Tudo isso é reflexo da cultura. Não há muito o que pensar: fazer o certo, depois contar para a gente. Assim, é que se faz a diferença.
06
A perseverança na mudança garante estabilidade
No nosso dia a dia e nas reuniões, “inovação” é um tema recorrente. Como manter o ritmo, entregar produtos frescos em duas horas na sua porta, vender grandes itens pelo aplicativo, ampliar categorias de alimentos orgânicos? A inovação nunca termina, mas deve sempre atender às reais necessidades dos membros.
Por outro lado, tão importante quanto inovar e crescer, é manter nossa essência. Muitas empresas que já foram grandes fracassaram por perderem sua identidade, por esquecerem quem são e por que existem.
Por isso, frequentemente compartilho com a equipe: o que mudou é importante, mas o que permanece igual também é. O que nunca mudou é nossa promessa de oferecer produtos e serviços de alta qualidade a preços imbatíveis.
Na Costco, temos cerca de 3.800 categorias, mas escolhemos apenas as melhores. Decidimos por você. Ao entrar na Costco, você não precisa ficar escolhendo entre 14 tipos de ketchup. Existe só uma opção. Nós já fizemos o trabalho. Basta comprar essa, que é ótima, e garantimos isso.
Fazemos o máximo pelos nossos funcionários. São a espinha dorsal do nosso negócio. Como podemos não retribuir ao máximo quem nos ajuda a alcançar o sucesso? Salários, benefícios, oportunidades de crescimento — 80% da gestão é promovida internamente.

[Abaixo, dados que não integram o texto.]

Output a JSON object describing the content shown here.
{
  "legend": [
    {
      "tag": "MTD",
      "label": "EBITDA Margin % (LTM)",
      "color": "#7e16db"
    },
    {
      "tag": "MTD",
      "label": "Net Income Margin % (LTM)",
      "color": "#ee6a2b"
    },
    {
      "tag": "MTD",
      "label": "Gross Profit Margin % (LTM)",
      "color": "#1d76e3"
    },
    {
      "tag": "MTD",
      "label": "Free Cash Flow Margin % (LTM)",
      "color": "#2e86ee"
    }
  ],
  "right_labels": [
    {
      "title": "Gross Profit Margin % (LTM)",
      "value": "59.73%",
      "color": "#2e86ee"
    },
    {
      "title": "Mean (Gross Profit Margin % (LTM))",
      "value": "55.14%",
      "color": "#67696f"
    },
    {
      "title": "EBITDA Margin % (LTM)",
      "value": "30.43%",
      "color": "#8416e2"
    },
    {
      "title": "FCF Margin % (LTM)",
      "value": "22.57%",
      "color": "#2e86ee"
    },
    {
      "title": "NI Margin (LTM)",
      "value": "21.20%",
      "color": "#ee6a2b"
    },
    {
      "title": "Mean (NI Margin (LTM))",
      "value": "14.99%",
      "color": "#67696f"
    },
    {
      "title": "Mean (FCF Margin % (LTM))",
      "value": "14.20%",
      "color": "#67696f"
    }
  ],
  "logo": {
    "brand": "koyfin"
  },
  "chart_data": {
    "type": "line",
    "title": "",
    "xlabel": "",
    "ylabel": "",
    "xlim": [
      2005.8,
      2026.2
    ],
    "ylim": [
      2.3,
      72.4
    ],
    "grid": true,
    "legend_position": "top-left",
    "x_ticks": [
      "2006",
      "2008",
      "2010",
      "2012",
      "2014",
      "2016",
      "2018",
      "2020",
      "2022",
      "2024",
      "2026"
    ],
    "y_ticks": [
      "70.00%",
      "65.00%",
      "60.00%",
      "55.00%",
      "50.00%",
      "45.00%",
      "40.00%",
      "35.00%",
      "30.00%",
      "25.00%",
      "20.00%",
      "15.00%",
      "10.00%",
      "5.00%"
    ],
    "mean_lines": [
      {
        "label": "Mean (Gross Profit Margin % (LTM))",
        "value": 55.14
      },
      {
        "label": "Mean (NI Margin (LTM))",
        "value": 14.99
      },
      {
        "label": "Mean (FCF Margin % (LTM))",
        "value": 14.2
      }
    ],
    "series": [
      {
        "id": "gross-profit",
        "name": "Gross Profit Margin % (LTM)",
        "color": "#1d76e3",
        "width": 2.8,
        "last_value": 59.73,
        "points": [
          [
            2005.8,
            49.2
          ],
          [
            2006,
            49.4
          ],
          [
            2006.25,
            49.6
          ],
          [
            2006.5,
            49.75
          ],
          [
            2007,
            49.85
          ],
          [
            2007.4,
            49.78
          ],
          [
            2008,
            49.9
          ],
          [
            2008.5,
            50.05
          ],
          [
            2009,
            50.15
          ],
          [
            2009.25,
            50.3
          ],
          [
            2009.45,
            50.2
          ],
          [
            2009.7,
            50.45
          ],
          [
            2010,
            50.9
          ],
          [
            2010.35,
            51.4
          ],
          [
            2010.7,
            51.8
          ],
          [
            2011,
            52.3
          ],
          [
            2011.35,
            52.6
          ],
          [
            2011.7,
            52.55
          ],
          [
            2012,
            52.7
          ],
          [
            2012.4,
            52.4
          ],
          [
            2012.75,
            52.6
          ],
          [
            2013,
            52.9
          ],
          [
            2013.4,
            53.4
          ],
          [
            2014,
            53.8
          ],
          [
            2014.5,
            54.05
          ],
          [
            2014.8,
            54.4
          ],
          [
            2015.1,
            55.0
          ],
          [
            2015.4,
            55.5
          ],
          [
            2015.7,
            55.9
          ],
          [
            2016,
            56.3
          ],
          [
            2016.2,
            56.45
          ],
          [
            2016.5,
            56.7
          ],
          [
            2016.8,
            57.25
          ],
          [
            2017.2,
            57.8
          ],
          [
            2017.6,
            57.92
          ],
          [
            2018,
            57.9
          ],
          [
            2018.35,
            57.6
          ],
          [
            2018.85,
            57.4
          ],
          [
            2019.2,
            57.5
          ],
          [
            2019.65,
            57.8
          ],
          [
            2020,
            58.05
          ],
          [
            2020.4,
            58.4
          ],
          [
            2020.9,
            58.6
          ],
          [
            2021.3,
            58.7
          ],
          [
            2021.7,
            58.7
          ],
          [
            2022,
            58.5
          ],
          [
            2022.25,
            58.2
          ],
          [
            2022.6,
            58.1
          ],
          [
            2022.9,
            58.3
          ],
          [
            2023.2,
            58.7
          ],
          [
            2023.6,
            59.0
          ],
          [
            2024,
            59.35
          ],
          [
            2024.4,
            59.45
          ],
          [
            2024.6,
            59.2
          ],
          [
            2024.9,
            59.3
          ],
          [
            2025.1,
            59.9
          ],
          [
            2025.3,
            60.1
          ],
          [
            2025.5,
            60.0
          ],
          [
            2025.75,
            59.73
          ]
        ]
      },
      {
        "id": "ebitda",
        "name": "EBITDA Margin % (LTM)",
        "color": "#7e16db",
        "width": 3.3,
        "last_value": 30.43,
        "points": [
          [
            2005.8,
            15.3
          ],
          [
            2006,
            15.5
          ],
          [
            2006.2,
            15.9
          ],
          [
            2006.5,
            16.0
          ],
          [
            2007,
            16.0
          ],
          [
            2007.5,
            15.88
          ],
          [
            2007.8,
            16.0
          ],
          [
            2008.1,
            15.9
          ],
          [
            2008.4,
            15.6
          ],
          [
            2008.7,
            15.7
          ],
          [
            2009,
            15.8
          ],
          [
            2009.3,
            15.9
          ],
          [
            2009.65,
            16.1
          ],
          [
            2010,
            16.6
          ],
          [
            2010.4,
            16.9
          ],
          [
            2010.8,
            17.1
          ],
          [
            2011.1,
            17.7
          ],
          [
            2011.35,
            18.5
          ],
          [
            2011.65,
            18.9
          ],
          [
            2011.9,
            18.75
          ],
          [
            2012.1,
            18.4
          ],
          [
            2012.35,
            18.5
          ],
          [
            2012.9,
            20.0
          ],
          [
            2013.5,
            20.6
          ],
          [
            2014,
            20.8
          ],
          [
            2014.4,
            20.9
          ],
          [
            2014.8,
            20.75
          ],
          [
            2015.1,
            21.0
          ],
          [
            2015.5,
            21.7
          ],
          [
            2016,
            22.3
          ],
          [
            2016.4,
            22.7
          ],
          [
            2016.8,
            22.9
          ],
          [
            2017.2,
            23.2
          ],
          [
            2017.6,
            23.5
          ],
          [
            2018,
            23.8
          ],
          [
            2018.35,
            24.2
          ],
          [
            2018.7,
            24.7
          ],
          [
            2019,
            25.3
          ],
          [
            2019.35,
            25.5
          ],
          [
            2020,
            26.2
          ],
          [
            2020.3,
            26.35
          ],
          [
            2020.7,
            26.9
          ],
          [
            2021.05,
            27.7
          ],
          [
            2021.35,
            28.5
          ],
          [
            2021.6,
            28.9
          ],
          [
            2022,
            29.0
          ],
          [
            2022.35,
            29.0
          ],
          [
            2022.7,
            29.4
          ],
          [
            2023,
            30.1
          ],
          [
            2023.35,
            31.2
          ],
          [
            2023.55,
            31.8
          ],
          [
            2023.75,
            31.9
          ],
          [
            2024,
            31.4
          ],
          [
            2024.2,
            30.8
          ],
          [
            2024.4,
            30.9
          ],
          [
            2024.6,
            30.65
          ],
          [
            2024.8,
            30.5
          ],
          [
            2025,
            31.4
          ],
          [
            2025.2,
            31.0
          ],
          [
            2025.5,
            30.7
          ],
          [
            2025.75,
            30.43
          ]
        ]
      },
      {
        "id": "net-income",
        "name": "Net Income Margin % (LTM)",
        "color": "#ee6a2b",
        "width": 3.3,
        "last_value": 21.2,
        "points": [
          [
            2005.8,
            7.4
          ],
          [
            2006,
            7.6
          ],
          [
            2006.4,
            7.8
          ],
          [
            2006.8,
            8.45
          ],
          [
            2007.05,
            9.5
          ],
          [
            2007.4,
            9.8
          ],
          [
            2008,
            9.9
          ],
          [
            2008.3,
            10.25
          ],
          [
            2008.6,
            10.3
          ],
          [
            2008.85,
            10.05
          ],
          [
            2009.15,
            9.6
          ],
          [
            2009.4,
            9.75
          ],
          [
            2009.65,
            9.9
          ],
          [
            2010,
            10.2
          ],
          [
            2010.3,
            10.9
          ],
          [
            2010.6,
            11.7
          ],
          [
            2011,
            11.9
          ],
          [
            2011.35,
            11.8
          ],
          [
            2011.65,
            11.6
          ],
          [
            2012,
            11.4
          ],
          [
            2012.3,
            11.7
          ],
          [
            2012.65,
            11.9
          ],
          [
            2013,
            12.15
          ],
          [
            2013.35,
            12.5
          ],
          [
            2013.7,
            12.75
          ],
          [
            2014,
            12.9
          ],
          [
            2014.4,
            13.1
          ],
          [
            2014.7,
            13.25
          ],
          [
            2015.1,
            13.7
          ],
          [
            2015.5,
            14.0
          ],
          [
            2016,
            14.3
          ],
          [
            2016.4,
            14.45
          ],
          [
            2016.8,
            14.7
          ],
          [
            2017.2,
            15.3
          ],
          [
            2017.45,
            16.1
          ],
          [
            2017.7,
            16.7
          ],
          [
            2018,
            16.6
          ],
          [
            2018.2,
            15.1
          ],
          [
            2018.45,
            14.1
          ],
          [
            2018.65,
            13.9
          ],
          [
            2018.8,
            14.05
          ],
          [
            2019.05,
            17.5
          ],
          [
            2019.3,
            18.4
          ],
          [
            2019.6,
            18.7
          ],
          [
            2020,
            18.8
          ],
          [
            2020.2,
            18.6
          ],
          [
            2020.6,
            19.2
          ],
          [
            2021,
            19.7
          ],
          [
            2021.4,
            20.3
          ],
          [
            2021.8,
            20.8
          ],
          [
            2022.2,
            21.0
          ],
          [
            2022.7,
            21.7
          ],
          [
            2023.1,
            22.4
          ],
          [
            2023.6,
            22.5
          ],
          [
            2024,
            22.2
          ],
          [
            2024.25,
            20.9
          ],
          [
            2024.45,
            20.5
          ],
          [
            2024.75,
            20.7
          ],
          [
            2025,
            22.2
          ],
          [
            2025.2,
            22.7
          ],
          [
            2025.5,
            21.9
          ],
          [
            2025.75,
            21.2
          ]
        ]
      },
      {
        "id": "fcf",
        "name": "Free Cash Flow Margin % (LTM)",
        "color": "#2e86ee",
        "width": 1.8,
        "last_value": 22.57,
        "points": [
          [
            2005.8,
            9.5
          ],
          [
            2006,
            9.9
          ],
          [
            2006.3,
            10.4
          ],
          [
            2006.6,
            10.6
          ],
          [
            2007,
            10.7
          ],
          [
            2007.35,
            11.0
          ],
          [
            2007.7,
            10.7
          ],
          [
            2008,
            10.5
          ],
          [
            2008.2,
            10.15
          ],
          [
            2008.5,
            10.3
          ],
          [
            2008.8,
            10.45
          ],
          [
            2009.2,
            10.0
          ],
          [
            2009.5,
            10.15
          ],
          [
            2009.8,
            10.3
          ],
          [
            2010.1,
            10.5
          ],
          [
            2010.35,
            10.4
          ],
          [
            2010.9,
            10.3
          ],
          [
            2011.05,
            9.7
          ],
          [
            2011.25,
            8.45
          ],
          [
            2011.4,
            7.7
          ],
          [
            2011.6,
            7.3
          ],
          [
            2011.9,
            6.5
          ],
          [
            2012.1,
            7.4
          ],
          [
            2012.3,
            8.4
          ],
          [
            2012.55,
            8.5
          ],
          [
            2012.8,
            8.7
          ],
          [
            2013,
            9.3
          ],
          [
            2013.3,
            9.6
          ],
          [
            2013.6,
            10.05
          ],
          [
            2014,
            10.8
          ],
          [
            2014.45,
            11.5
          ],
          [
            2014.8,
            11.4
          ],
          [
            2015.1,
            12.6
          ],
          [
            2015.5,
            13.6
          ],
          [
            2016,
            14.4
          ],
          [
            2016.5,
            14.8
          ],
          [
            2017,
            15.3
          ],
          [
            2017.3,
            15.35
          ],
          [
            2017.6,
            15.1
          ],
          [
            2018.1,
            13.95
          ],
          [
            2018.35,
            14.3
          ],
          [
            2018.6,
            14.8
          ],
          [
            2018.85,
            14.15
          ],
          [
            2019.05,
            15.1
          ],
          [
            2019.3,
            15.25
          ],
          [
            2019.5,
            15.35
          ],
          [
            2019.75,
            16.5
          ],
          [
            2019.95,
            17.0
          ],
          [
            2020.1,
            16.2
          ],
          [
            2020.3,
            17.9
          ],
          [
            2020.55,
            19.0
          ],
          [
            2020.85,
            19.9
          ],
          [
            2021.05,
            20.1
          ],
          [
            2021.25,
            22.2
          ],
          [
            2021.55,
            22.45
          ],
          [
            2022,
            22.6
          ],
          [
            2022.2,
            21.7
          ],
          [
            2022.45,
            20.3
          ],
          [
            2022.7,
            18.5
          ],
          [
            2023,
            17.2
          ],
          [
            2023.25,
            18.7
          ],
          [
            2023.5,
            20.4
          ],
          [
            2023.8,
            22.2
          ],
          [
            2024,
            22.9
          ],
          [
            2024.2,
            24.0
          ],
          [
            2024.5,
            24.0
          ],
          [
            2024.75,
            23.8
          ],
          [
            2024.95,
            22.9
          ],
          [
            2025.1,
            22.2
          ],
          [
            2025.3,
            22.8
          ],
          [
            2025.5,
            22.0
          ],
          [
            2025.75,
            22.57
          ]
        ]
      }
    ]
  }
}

Já mostrei que essas ações não são só palavras, mas fatos reais. Essa é nossa postura, nossa ação. Essa slide nos acompanha há anos, e toda vez que olhamos, vemos a mesma frase: “Sempre fazer o que é certo.”
Portanto, com essa breve reflexão de hoje, acredito que todos entendemos por que Jim diz: “Confie em mim, cultura não é uma prioridade, é a única prioridade.” Essa frase conecta todos os aspectos que abordamos hoje: pessoas, comunidade, sustentabilidade, meio ambiente, e tudo o que fazemos para “fazer o que é certo”. Se eu pudesse resumir como é a cultura, onde se vê ela — seria nas nossas ações.
Se quiser uma definição mais precisa, diria: cultura é o núcleo de tudo o que fazemos. Deve estar presente em cada ação, na contratação, na promoção, na expansão para outros mercados, na prática de sustentabilidade, na qualidade de cada produto Kirkland, na verdadeira integração dos funcionários no crescimento da empresa.
Se mantivermos a cultura no centro de tudo, e ela for a nossa essência, posso garantir: o nosso futuro será brilhante, e, independentemente do caminho, não nos perderemos.